The Federal Government of Nigeria has finalized the implementation framework for a ₦4 trillion government-backed bond to settle verified arrears owed to power Generation Companies (GenCos) and gas suppliers. The initiative, known as the Presidential Power Sector Debt Reduction Plan, was approved by President Bola Tinubu and endorsed by the Federal Executive Council (FEC) in August 2025.
The plan aims to address long-standing liquidity challenges in Nigeria’s power sector that have hindered investment and reliable electricity supply.

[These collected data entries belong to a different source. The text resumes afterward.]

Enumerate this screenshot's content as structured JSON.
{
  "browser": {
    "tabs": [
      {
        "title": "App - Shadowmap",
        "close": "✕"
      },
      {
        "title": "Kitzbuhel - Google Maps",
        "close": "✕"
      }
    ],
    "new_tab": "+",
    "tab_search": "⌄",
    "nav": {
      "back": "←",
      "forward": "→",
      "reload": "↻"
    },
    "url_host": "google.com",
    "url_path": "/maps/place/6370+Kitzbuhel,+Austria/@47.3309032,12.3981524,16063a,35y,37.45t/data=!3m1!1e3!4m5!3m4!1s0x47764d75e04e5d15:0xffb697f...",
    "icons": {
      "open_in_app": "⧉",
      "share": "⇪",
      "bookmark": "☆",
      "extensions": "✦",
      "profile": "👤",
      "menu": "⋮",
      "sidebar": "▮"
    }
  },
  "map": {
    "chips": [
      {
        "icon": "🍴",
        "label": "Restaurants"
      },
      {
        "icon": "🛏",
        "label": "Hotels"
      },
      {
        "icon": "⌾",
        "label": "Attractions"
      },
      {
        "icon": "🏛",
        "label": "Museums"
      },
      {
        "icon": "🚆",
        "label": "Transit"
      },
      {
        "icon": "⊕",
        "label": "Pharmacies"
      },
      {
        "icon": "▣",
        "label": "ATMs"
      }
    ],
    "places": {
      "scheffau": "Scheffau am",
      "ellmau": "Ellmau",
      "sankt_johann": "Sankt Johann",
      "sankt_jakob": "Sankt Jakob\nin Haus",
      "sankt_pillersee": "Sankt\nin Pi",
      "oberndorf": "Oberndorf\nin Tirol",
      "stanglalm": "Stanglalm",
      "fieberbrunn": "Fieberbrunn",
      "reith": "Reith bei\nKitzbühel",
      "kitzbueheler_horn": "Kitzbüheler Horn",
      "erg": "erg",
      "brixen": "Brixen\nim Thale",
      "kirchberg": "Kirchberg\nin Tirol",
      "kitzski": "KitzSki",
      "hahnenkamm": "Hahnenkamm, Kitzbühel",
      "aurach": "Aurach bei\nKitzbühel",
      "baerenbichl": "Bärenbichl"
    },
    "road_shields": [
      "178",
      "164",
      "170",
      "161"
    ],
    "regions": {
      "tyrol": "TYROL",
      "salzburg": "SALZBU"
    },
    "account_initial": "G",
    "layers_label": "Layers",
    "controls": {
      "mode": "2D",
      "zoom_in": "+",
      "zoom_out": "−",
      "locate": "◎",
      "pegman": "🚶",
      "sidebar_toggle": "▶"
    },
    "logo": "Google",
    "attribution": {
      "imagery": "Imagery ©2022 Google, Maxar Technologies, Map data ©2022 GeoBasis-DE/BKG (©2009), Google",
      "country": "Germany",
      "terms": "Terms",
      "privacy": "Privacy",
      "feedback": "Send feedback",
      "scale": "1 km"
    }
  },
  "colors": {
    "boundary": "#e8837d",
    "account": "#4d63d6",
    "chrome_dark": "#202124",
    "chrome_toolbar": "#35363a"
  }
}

The bond issuance—the largest intervention in over a decade—is designed to clear legacy debts, strengthen utility balance sheets, and attract private sector-led investment for sustainable growth.
Industry leaders, including Tony Elumelu (Heirs Holdings/Transcorp Power) and Kola Adesina (Sahara Group), praised the move as a credible and transformative reform, signaling renewed confidence in the sector’s reform process.
According to Olu Verheijen, Special Adviser to the President on Energy, the initiative will also support broader sectoral reforms such as closing metering gaps, aligning tariffs with efficient costs, improving subsidy targeting for vulnerable consumers, and restoring regulatory trust. She emphasized that the goal is to create conditions for long-term private investment, grid modernization, and sustainable power delivery.